Within the museum you can also discover the meaning behind hippos! and how they became a part of the SL subculture (and still are, just try CTRL-SHIFT-ALT-H!). There is also a gallery of images from the early days – and some of them are real eye-openers. Take the World Map, for example.

Second Life circa November 2002

In the museum you can also find out what it was like to be a Primitar – there is actually a Primitar avatar, complete with HUDs, available, and learn about SL’s original taxi service and why i came into existence (and I have to admit, that’s a part of SL lore that had passed me by!).

The museum is associated with the SL Wikia (not to be confused with the “official” wiki), which provides further and deeper insight into the entire history of Second Life, including the development of avatars, the Viewer, and so on.
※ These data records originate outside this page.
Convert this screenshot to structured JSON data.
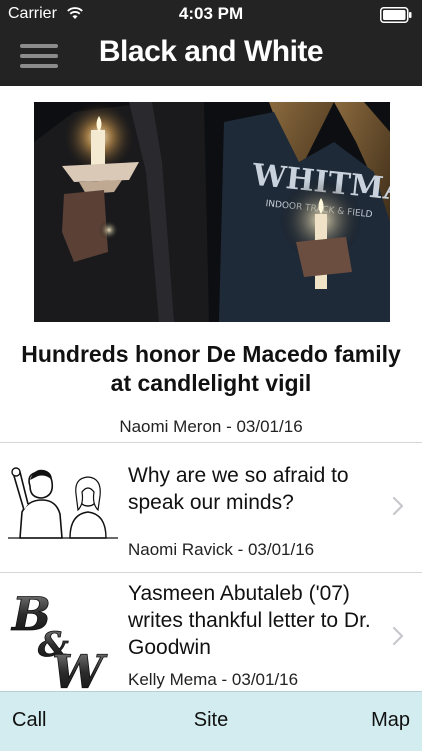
{
  "status": {
    "carrier": "Carrier",
    "time": "4:03 PM"
  },
  "nav": {
    "title": "Black and White"
  },
  "featured": {
    "headline": "Hundreds honor De Macedo family at candlelight vigil",
    "byline": "Naomi Meron - 03/01/16",
    "photo_text": "WHITMAN",
    "photo_subtext": "INDOOR TRACK & FIELD"
  },
  "articles": [
    {
      "title": "Why are we so afraid to speak our minds?",
      "byline": "Naomi Ravick - 03/01/16"
    },
    {
      "title": "Yasmeen Abutaleb ('07) writes thankful letter to Dr. Goodwin",
      "byline": "Kelly Mema - 03/01/16",
      "logo_text": "B&W"
    }
  ],
  "tabs": {
    "call": "Call",
    "site": "Site",
    "map": "Map"
  }
}
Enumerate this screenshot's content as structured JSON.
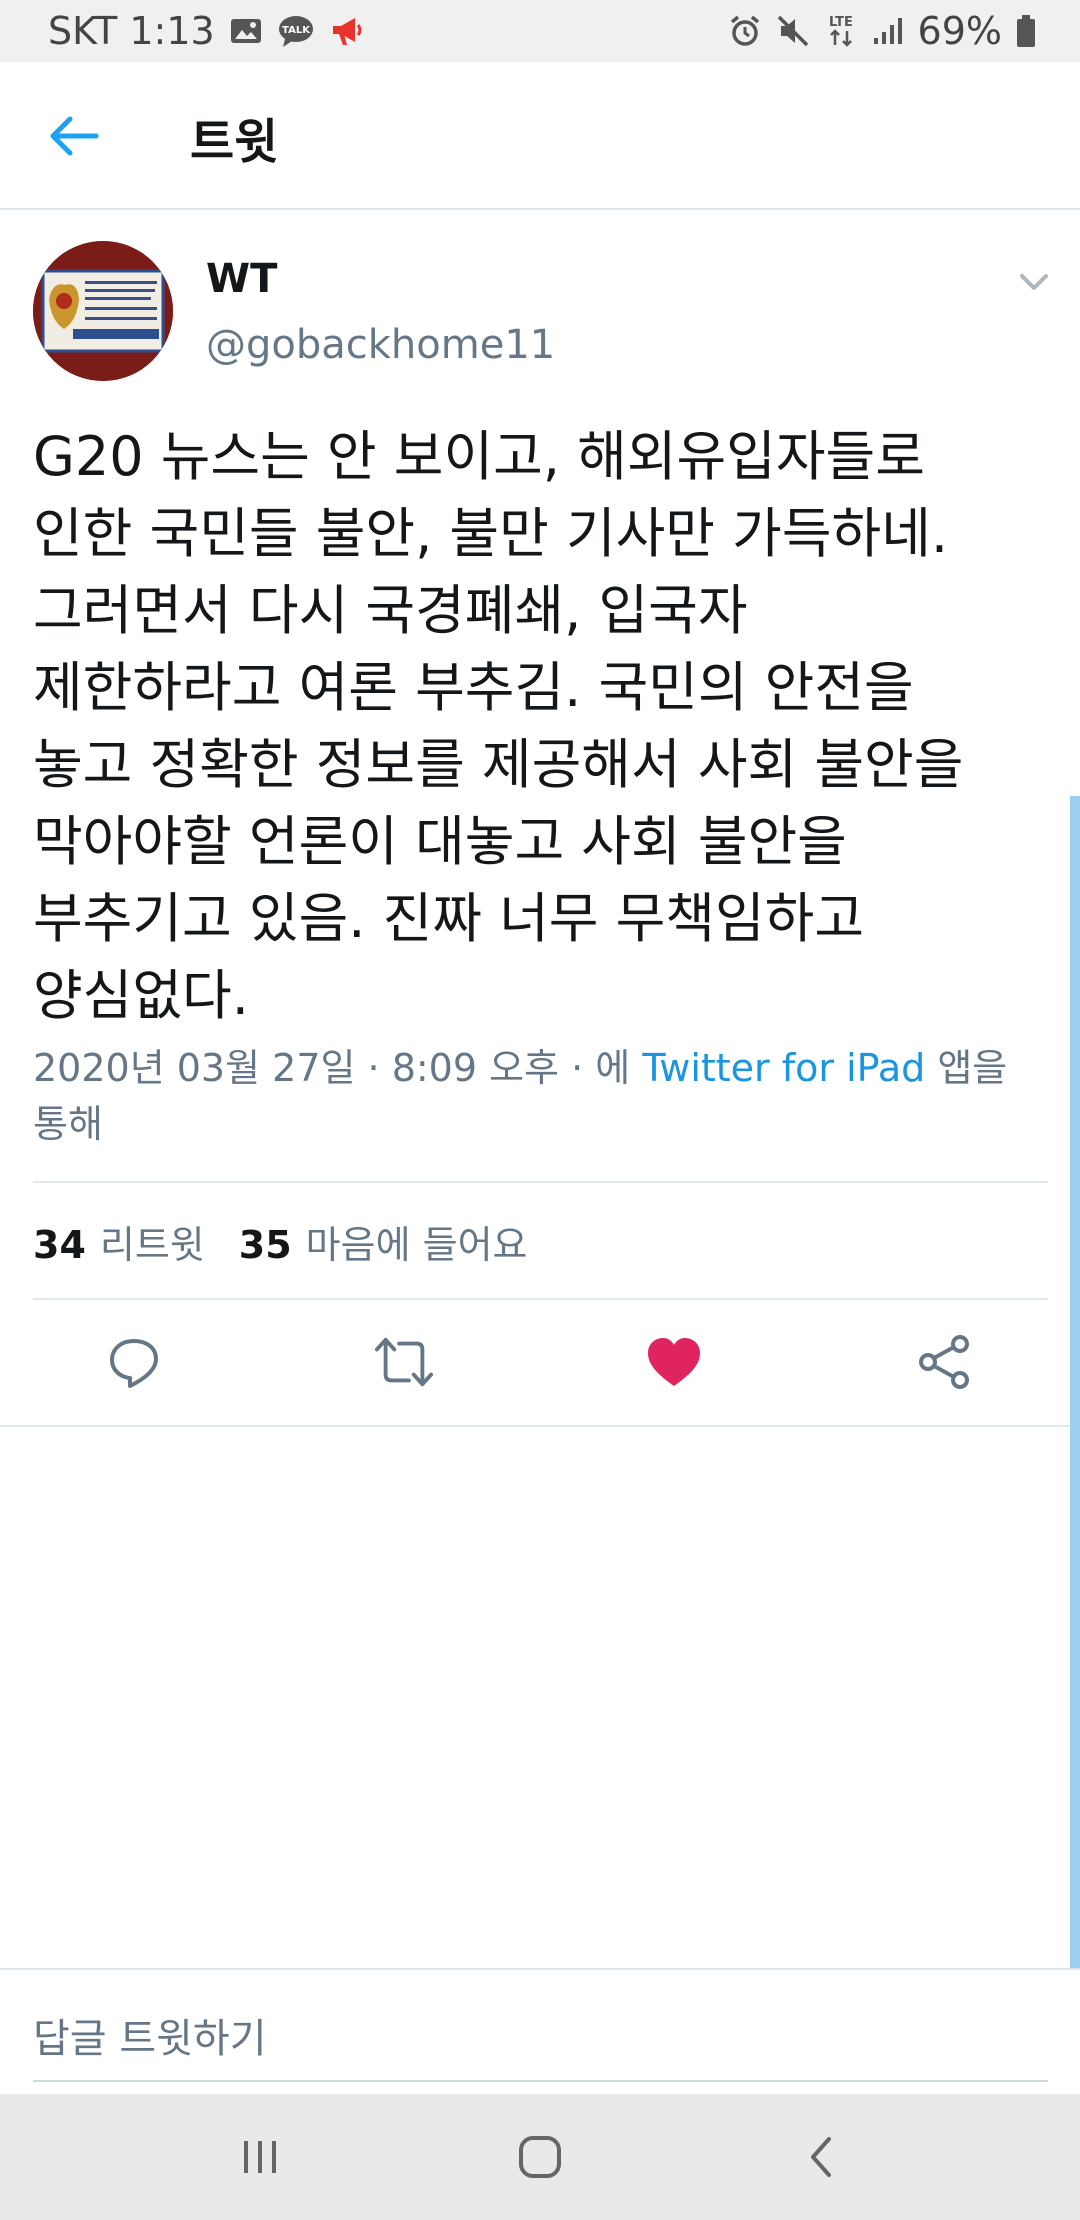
{
  "status_bar": {
    "carrier_time": "SKT 1:13",
    "battery": "69%",
    "icons": [
      "gallery-icon",
      "talk-icon",
      "megaphone-icon",
      "alarm-icon",
      "mute-icon",
      "lte-icon",
      "signal-icon",
      "battery-icon"
    ]
  },
  "app_bar": {
    "title": "트윗",
    "back_icon": "arrow-left-icon"
  },
  "tweet": {
    "author_name": "WT",
    "author_handle": "@gobackhome11",
    "text_lines": [
      "G20 뉴스는 안 보이고, 해외유입자들로",
      "인한 국민들 불안, 불만 기사만 가득하네.",
      "그러면서 다시 국경폐쇄, 입국자",
      "제한하라고 여론 부추김. 국민의 안전을",
      "놓고 정확한 정보를 제공해서 사회 불안을",
      "막아야할 언론이 대놓고 사회 불안을",
      "부추기고 있음. 진짜 너무 무책임하고",
      "양심없다."
    ],
    "meta_prefix": "2020년 03월 27일 · 8:09 오후 · 에 ",
    "source": "Twitter for iPad",
    "meta_suffix_1": " 앱을",
    "meta_suffix_2": "통해",
    "retweet_count": "34",
    "retweet_label": "리트윗",
    "like_count": "35",
    "like_label": "마음에 들어요"
  },
  "actions": {
    "icons": [
      "reply-icon",
      "retweet-icon",
      "like-icon",
      "share-icon"
    ],
    "like_color": "#e0245e",
    "icon_color": "#657786"
  },
  "reply_bar": {
    "placeholder": "답글 트윗하기"
  },
  "colors": {
    "accent": "#1da1f2",
    "link": "#1b95e0",
    "secondary_text": "#657786"
  }
}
It was actually through the Wikia that I became aware of the in-world museum.

Orientation Station

Before there was an Orientation Island or Welcome Island or parrots squawking at you, there was the Orientation Station where newcomers could discover and how and what of using Second Life. Created by Yuniq Epoch (who was also behind the original Yamato project), this Japanese castles provided information boards notecards and practices routines (such as putting a beach ball on a table) to help people get to grips with the fundamentals.

The information is now well out-of-date, but you can visit the Orientation Station at Dore – if nothing else, some of the images stand testimony as to just how far SL avatars have come, appearance-wise!

Orientation Station circa 2003
Orientation Station circa 2003

Governor Linden’s Mansion

No trip into SL’s past would be complete without a visit to the home of SL’s mythical Governor. The mansion dates from 2002 and may well look utterly primitive by today’s standards, but back then it stood at the forefront of building techniques within SL.

Here there are no sculpties, no scripted doors (all doors that can be used stand conveniently ajar) and the textures are fairly basic. For those that worry about Land Impact and prim counts on houses today, the Mansion is an eye-opener, where every single step in a staircase is a prim, as is every single cross-member in a lattice roof. Windows are glass-less (although I have no idea as to whether this is because SL didn’t support transparent textures at the time, or simple to save on prims!) and the furniture simple in design.

In the basement are more pages from history – FAQ notecards from 2003, a time capsule stamped “Do not open till June 2004”. On the lawn in front of the mansion you can find a plinth naming some of the earliest Linden employees, including one “Hacker” Philip Linden, the much-missed Robin Linden and Cory Linden.

Governor Linden’s Mansion by Stellar Starshine

The Corn Field

There is a fifth dimension beyond that which is known to man. It is a dimension as vast as space and as timeless as infinity.

So opened the TV series The Twilight Zone – at least in part. It is from an episode of that series – It’s a Good Life – that SL’s most mythical destination was born: the Corn Field, a place where those avatars who had been bad would be banished to contemplate their wrong-doing.

The star-lit field of corn, cut-off from the rest of Second Life original existed in the Northwest corner of Orientation Island 1. Today, it has been recreated across four sims, all spookily identical, which you can wander through and meet the poor, lost souls.

The Corn Field

Mocha Cathedral

Another example of early SL architecture – this one dating from 2004 – is Nephilaine Protagonist’s Mocha Cathedral. The simple, elegantly clean lines of the cathedral were of huge influence to other builders in 2004, especially those striving for a “real” look and feel to their work. Here you can wander through the cathedral, and if you are so-minded, light a prayer candle, naming it for whatever is in your heart.

Mocha Cathedral

There are several other examples of early SL to be found around the grid – Baffin Island, the Climbable Beanstalk, the Stillman Bears. Many may seem quaint by today’s standards, but as historical pieces, they help remind us just how dynamic Second Life is. If you have some time you’d like to spend exploring, why not take a dive into SL’s origins via the Destination Guide.